Предполагалось сформировать в составе батальона и группу боевых пловцов. Грузинским ВМС, состоявшим из нескольких сейнеров и судов на подводных крыльях, вооруженных ДШК и «душками» нечего было противопоставить кораблям Черноморского флота, кроме некоторого числа орудий береговой обороны, гаубиц Д-30 и зенитных пушек калибра 85-100мм. Кто-то подал мысль о разведывательно-диверсионных действиях против кораблей и судов противника на якорных стоянках, а также его портовых сооружений, посредством малых штурмовых средств. Поскольку мой опыт подводных погружений ограничивался аквалангом, довелось наводить справки об инструкторах подводного плавания, имеющих опыт обращения с кислородными приборами замкнутого цикла. Вскоре один такой объявился — некто «Обух». В прошлом — боевой пловец-сверхсрочник, он весьма долго прозябал в различных туристических, спортивных и киношно-декораторских тусовках, ограничивая круг своих занятий инструктажем, спасением утопающих и культуризмом. Вообще человек дозревал до того, чтобы стать «толкиенистом», «военным реконструктором» или еще кем-нибудь наподобие всей этой вполне безобидной публики, если бы в 1992 г. не вступил в УНСО. Когда подвернулась война «Обух» решил тряхнуть стариной. К этому времени, его сын «Цвях», которому едва исполнилось 18 лет, уже успел на свой страх и риск принять участие в Нагорно-Карабахском конфликте на стороне Азербайджана. Оба, отец и сын, с первой партией УНСОвцев были отправлены в Абхазию, где мы начали формирование украинского батальона «Арго». Поначалу я предполагал ограничить круг их обязанностей такими прозаическими вещами, как приобретение водолазного снаряжения и подготовка личного состава. «Обух» долгое время прожил в Абхазии и мог даже изъясняться по-грузински и на туземном наречии. Но не тут-то было. Мой «инструктор» твердо решил следовать идеалу «белого наемника», вроде «Конго-Мюллера» или Боба Денара и прочих безымянных авантюристов времен кризисов в Биафре и Катани. В своеобразной целеустремленности этому человеку нельзя было отказать. Готовясь к поездке, самым неэффективным способом гимнастики — изометрическим, он нарастил весьма приличную мускулатуру. Хуже обстояли дела с подводными диверсиями.

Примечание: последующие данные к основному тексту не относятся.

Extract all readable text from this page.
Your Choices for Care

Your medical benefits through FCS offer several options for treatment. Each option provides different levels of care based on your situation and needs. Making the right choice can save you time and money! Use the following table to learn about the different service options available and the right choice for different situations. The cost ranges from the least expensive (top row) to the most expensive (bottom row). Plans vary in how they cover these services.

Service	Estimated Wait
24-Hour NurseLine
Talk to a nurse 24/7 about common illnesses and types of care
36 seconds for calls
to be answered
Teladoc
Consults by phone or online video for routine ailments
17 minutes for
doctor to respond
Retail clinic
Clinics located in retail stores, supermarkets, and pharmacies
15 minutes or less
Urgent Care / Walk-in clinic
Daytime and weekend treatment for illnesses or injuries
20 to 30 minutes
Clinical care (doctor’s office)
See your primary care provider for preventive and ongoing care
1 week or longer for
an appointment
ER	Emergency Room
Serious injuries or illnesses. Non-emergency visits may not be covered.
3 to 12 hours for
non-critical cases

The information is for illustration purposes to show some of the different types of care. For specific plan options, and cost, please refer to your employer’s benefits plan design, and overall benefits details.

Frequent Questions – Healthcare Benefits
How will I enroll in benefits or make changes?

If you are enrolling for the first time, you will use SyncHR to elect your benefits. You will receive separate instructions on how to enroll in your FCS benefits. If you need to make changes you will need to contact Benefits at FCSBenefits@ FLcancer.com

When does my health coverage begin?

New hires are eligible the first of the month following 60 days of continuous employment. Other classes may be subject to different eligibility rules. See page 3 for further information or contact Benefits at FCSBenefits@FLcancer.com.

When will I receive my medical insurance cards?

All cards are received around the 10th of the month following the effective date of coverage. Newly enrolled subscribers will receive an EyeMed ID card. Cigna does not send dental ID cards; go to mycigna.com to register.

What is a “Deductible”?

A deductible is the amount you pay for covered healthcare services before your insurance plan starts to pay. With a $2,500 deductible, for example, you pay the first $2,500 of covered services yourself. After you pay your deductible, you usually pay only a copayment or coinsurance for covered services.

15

Оказалось, что немалый запас технических средств батумского дельфинария, по неизвестным мне причинам, был недоступен. Грузины, по простоте, предполагали обойтись совершенно непригодными в военных целях — «пузырящими» аквалангами. Их комиссионеры с готовностью предложили производить закупки в Турции. «Обух» мечтательно пускал слюни, предвкушая получение вожделенных игрушек: скутеров, гидрокостюмов, гарпунных ружей и ножей. Я настоял на приобретении снаряжения в Киеве. На бывшей учебной базе ДОСААФ нашлось некоторое количество кислородных приборов и прочего легководолазного снаряжения. Не составлял проблемы и выбор целей. На любой из якорных стоянок вдоль сочинского побережья, атаку возможно было произвести вполне безнаказанно. При проведении террористических действий, надлежит исходить из античного принципа простоты замысла и исполнения. Атаковав, возможно более крупную цель в российских территориальных водах, мы бы имели достаточный пропагандистский эффект. Пример — позднейшая история с «Авразией».

Собственно, технические проблемы были сведены к минимуму. Забортное размещение контейнеров со снаряжением, позволяло избежать разоблачения, даже при проведении таможенного и пограничного досмотра. Как-никак, а почти десять лет, я, как и весь плавсостав торгового флота промышлял контрабандой, и без ложной скромности, достиг на этом поприще некоторых успехов.

Судовой корпус может быть легко разрушен снизу, в области бокового киля, сосредоточенным зарядом ТНТ массой 5 кг. Применение двух зарядов по оба борта усиливает эффект, также как и условия подводной среды. Вода, как известно, не сжимается и часть взрывной волны отражаясь от дна усиливает действие взрыва. Для прикрытия, при тогдашнем беспорядке, в области судоходства, вызванном утерей монополии пароходств, обзавестись какими-либо фрахтовыми документами для каботажного рейса, не составляло труда. Резервным вариантом, оставалось рыболовство.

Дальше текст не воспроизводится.